Paru en France en 2005 (Le Mage en 2006)

Avec Le Chevalier et sa suite Le Mage, Gene Wolfe laisse croire à une fantasy des plus classiques.
Les ingrédients sont en effet réunis pour pondre de la mauvaise fantasy commerciale. Un jeune américain qui se retrouve projeté dans un univers médiéval, la quête d'une épée magique, des animaux qui parlent, des elfes, des géants et un titre à peu près aussi convenu que l'illustration de couverture.

Tout cela est voulu, c'est pour induire en erreur. Et ce n'est pas pour rien que Le Chevalier obtient le prix du Cafard Cosmique en 2006.
Dès les premières pages, le lecteur sent qu'il s'agit de quelque chose de plus profond. Le style, d'abord, très littéraire, poétique, avec un vocabulaire parfois emprunté au expressions du Moyen Age.
Mais aussi le narrateur, messire Able, enfant américain se retrouvant dans un autre monde et dans la peau d'un adulte. Enfant mort, peut-être, ou dans le coma, si l'on en croit l'évocation d'une ambulance à un moment dans le texte.

L'univers fantasy, avec ses monde superposés, est une version onirique de la mythologie scandinave, on y retrouve des évocations de Midgard, Asgard, Utgard etc avec quelques déformations langagières, de même que les géants qui appartiennent à la cosmogonie viking ou des nymphes qui ressemblent étrangement aux nornes. Able progresse dans une aventure composée de multiples rencontres et d'apprentissage de la chevalerie. Le chat Mani ou le chien Garsecg, rois et reines pas tout à fait fiables, êtres solitaires et jeunes filles éplorées.

La force du récit - et c'est la première fois que je vois ça dans un roman de fantasy - c'est que le narrateur ment au lecteur, d'une manière aussi subtile que géniale pour un texte à la première personne. Grâce à des indications disséminées ici et là, à des récits contradictoires, on réalise progressivement qu'Able n'est pas un chevalier aussi fort et parfait qu'il veut bien le faire croire. Excessivement fier et vaniteux, on le sent tricher légèrement sur les conditions de ses victoires et la loyauté de ses combats, il n'est jamais tout à fait franc dans ses dialogues avec les autres personnages.

Gene Wolfe ponctue son histoire de multiples ellipses.
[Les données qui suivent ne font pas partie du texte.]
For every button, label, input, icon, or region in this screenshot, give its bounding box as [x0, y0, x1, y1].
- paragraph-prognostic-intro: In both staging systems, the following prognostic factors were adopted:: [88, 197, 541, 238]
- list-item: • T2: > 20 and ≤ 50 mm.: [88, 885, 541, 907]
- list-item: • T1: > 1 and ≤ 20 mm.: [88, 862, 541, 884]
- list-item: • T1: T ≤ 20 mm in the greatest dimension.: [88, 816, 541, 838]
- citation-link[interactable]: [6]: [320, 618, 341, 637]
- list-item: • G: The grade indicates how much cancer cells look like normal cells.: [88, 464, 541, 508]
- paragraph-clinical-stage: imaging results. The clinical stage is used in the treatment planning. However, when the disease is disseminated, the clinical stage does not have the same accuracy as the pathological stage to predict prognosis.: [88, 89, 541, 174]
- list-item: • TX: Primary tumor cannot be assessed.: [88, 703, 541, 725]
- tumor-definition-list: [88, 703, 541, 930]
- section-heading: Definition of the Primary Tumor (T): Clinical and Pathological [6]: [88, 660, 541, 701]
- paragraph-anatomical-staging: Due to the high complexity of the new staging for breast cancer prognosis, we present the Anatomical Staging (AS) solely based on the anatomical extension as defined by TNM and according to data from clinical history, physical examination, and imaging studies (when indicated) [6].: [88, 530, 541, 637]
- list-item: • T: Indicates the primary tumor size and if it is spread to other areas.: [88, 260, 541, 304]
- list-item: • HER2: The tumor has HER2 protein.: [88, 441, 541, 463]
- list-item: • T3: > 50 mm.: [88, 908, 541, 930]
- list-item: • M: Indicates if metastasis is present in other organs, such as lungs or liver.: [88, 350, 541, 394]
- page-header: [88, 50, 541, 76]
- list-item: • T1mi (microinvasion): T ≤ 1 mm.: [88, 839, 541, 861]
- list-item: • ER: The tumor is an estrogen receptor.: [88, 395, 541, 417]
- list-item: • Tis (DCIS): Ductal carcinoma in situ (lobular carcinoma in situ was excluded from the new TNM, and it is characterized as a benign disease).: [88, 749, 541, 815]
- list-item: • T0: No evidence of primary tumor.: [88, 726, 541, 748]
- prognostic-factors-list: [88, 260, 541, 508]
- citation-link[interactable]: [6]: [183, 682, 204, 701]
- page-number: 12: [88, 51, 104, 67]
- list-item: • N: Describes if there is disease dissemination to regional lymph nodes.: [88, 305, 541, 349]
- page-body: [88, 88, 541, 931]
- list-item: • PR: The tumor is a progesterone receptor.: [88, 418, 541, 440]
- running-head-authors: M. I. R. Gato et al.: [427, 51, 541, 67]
Or ces trous dans la chronologie ne servent pas uniquement à faire avancer le récit : ils sont là pour cacher des choses, des secrets qu'Able passe sous silence. La lecture devient alors un véritable jeu de piste pour tenter de décoder le récit réel dissimulé derrière ce qui n'est, on le comprend finalement, que le délire mégalo d'un enfant manipulant le corps d'un adulte et des pouvoirs qui le dépassent. L'exemple parfait est cette masse - on saisit au bout d'un moment que c'est une simple barre de fer - que Able passera tant de temps à encenser qu'elle en devient "Briseuse d'Epée", un fendoir miraculeux. 
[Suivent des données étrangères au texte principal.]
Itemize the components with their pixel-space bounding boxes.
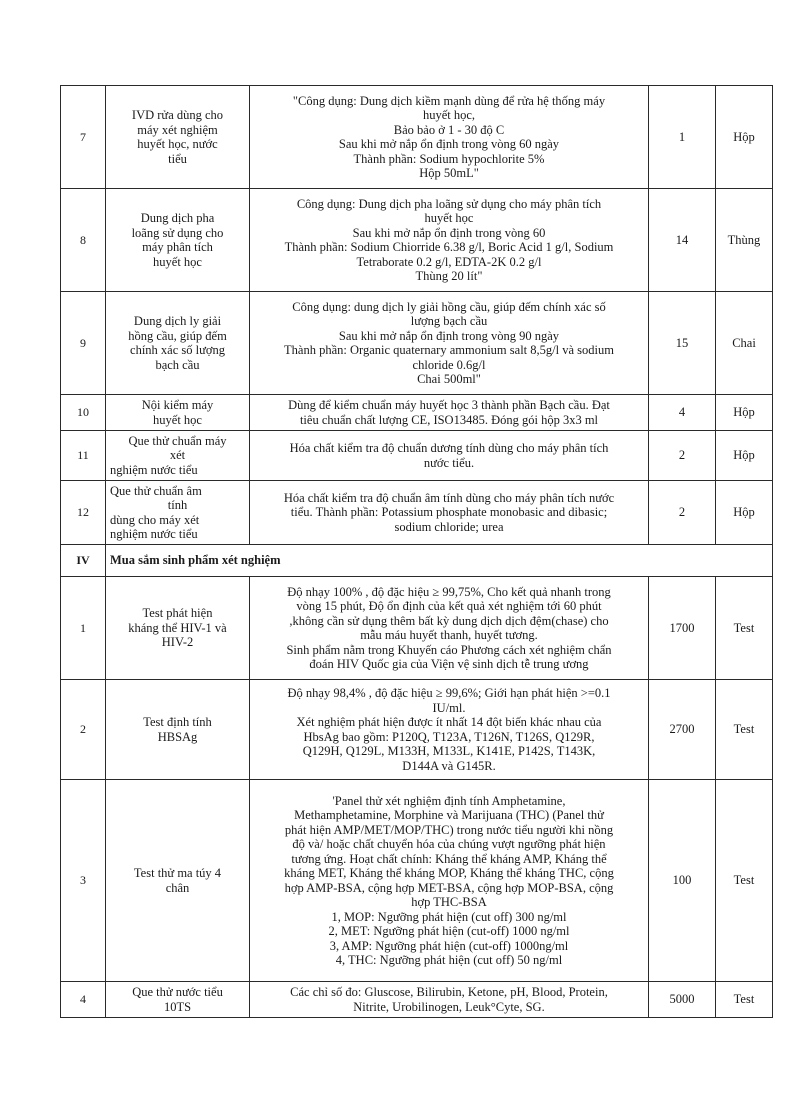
row-unit: Test (716, 780, 773, 982)
table-row (61, 395, 773, 431)
row-item-name: Dung dịch pha loãng sử dụng cho máy phân tích huyết học (106, 189, 250, 292)
row-quantity: 5000 (649, 982, 716, 1018)
table-row (61, 577, 773, 680)
row-stt: 9 (61, 292, 106, 395)
row-unit: Hộp (716, 86, 773, 189)
section-title: Mua sắm sinh phẩm xét nghiệm (106, 545, 773, 577)
row-quantity: 15 (649, 292, 716, 395)
row-quantity: 2 (649, 481, 716, 545)
document-table (60, 85, 773, 1018)
row-unit: Hộp (716, 481, 773, 545)
row-quantity: 14 (649, 189, 716, 292)
row-item-name: Test phát hiện kháng thể HIV-1 và HIV-2 (106, 577, 250, 680)
row-item-name: Test thử ma túy 4 chân (106, 780, 250, 982)
table-row (61, 680, 773, 780)
row-description: Công dụng: dung dịch ly giải hồng cầu, giúp đếm chính xác số lượng bạch cầu Sau khi mở nắp ổn định trong vòng 90 ngày Thành phần: Organic quaternary ammonium salt 8,5g/l và sodium chloride 0.6g/l Chai 500ml" (250, 292, 649, 395)
row-unit: Chai (716, 292, 773, 395)
row-quantity: 4 (649, 395, 716, 431)
row-description: Công dụng: Dung dịch pha loãng sử dụng cho máy phân tích huyết học Sau khi mở nắp ổn định trong vòng 60 Thành phần: Sodium Chiorride 6.38 g/l, Boric Acid 1 g/l, Sodium Tetraborate 0.2 g/l, EDTA-2K 0.2 g/l Thùng 20 lít" (250, 189, 649, 292)
row-description: Hóa chất kiểm tra độ chuẩn âm tính dùng cho máy phân tích nước tiểu. Thành phần: Potassium phosphate monobasic and dibasic; sodium chloride; urea (250, 481, 649, 545)
row-unit: Hộp (716, 395, 773, 431)
row-unit: Test (716, 577, 773, 680)
row-stt: 4 (61, 982, 106, 1018)
row-description: Các chỉ số đo: Gluscose, Bilirubin, Ketone, pH, Blood, Protein, Nitrite, Urobilinogen, Leuk°Cyte, SG. (250, 982, 649, 1018)
table-row (61, 431, 773, 481)
row-description: 'Panel thử xét nghiệm định tính Amphetamine, Methamphetamine, Morphine và Marijuana (THC) (Panel thử phát hiện AMP/MET/MOP/THC) trong nước tiểu người khi nồng độ và/ hoặc chất chuyển hóa của chúng vượt ngưỡng phát hiện tương ứng. Hoạt chất chính: Kháng thể kháng AMP, Kháng thể kháng MET, Kháng thể kháng MOP, Kháng thể kháng THC, cộng hợp AMP-BSA, cộng hợp MET-BSA, cộng hợp MOP-BSA, cộng hợp THC-BSA 1, MOP: Ngưỡng phát hiện (cut off) 300 ng/ml 2, MET: Ngưỡng phát hiện (cut-off) 1000 ng/ml 3, AMP: Ngưỡng phát hiện (cut-off) 1000ng/ml 4, THC: Ngưỡng phát hiện (cut off) 50 ng/ml (250, 780, 649, 982)
section-number: IV (61, 545, 106, 577)
row-description: Độ nhạy 100% , độ đặc hiệu ≥ 99,75%, Cho kết quả nhanh trong vòng 15 phút, Độ ổn định của kết quả xét nghiệm tới 60 phút ,không cần sử dụng thêm bất kỳ dung dịch dịch đệm(chase) cho mẫu máu huyết thanh, huyết tương. Sinh phẩm nằm trong Khuyến cáo Phương cách xét nghiệm chẩn đoán HIV Quốc gia của Viện vệ sinh dịch tễ trung ương (250, 577, 649, 680)
row-unit: Test (716, 680, 773, 780)
row-description: "Công dụng: Dung dịch kiềm mạnh dùng để rửa hệ thống máy huyết học, Bảo bảo ở 1 - 30 độ C Sau khi mở nắp ổn định trong vòng 60 ngày Thành phần: Sodium hypochlorite 5% Hộp 50mL" (250, 86, 649, 189)
row-unit: Thùng (716, 189, 773, 292)
table-row (61, 189, 773, 292)
row-description: Hóa chất kiểm tra độ chuẩn dương tính dùng cho máy phân tích nước tiểu. (250, 431, 649, 481)
row-item-name: Dung dịch ly giải hồng cầu, giúp đếm chính xác số lượng bạch cầu (106, 292, 250, 395)
row-stt: 3 (61, 780, 106, 982)
row-item-name: Que thử nước tiểu 10TS (106, 982, 250, 1018)
row-item-name: IVD rửa dùng cho máy xét nghiệm huyết học, nước tiểu (106, 86, 250, 189)
table-row (61, 86, 773, 189)
row-item-name: Test định tính HBSAg (106, 680, 250, 780)
row-stt: 2 (61, 680, 106, 780)
row-quantity: 100 (649, 780, 716, 982)
table-row (61, 982, 773, 1018)
row-item-name: Nội kiểm máy huyết học (106, 395, 250, 431)
row-item-name: Que thử chuẩn máy xét nghiệm nước tiểu (106, 431, 250, 481)
row-stt: 7 (61, 86, 106, 189)
row-stt: 12 (61, 481, 106, 545)
row-quantity: 2700 (649, 680, 716, 780)
row-quantity: 2 (649, 431, 716, 481)
section-header-row (61, 545, 773, 577)
row-stt: 8 (61, 189, 106, 292)
row-unit: Test (716, 982, 773, 1018)
row-stt: 1 (61, 577, 106, 680)
row-description: Độ nhạy 98,4% , độ đặc hiệu ≥ 99,6%; Giới hạn phát hiện >=0.1 IU/ml. Xét nghiệm phát hiện được ít nhất 14 đột biến khác nhau của HbsAg bao gồm: P120Q, T123A, T126N, T126S, Q129R, Q129H, Q129L, M133H, M133L, K141E, P142S, T143K, D144A và G145R. (250, 680, 649, 780)
row-description: Dùng để kiểm chuẩn máy huyết học 3 thành phần Bạch cầu. Đạt tiêu chuẩn chất lượng CE, ISO13485. Đóng gói hộp 3x3 ml (250, 395, 649, 431)
row-quantity: 1700 (649, 577, 716, 680)
row-unit: Hộp (716, 431, 773, 481)
row-quantity: 1 (649, 86, 716, 189)
table-row (61, 292, 773, 395)
row-stt: 11 (61, 431, 106, 481)
table-row (61, 481, 773, 545)
table-row (61, 780, 773, 982)
row-stt: 10 (61, 395, 106, 431)
row-item-name: Que thử chuẩn âm tính dùng cho máy xét nghiệm nước tiểu (106, 481, 250, 545)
Bref, tout passe à travers l'esprit du narrateur comme dans un miroir déformant, sublimant son univers. L'ouvrage ne s'adresse pas aux plus jeunes. Outre la lecture exigeante, certains passages s'adressent davantage aux adultes, comme celui qui évoque comment une jeune femme doit s'occuper du sexe aussi grand qu'elle d'un géant à qui elle vient d'être mariée.

Si Le Mage, le deuxième volume du diptyque, s'attarde un peu plus sur la description de l'univers et se repose sur la recette du premier opus, il n'en reste pas moins que l'ensemble est un joli pied de nez à la fantasy commerciale, celle de nos supermarchés et des têtes de gondole. Tous les poncifs y sont présents, mais tordus, détournés par un jeu sur la vérité et l'onirisme. Sans oublier un style plus littéraire que bien des romans du genre.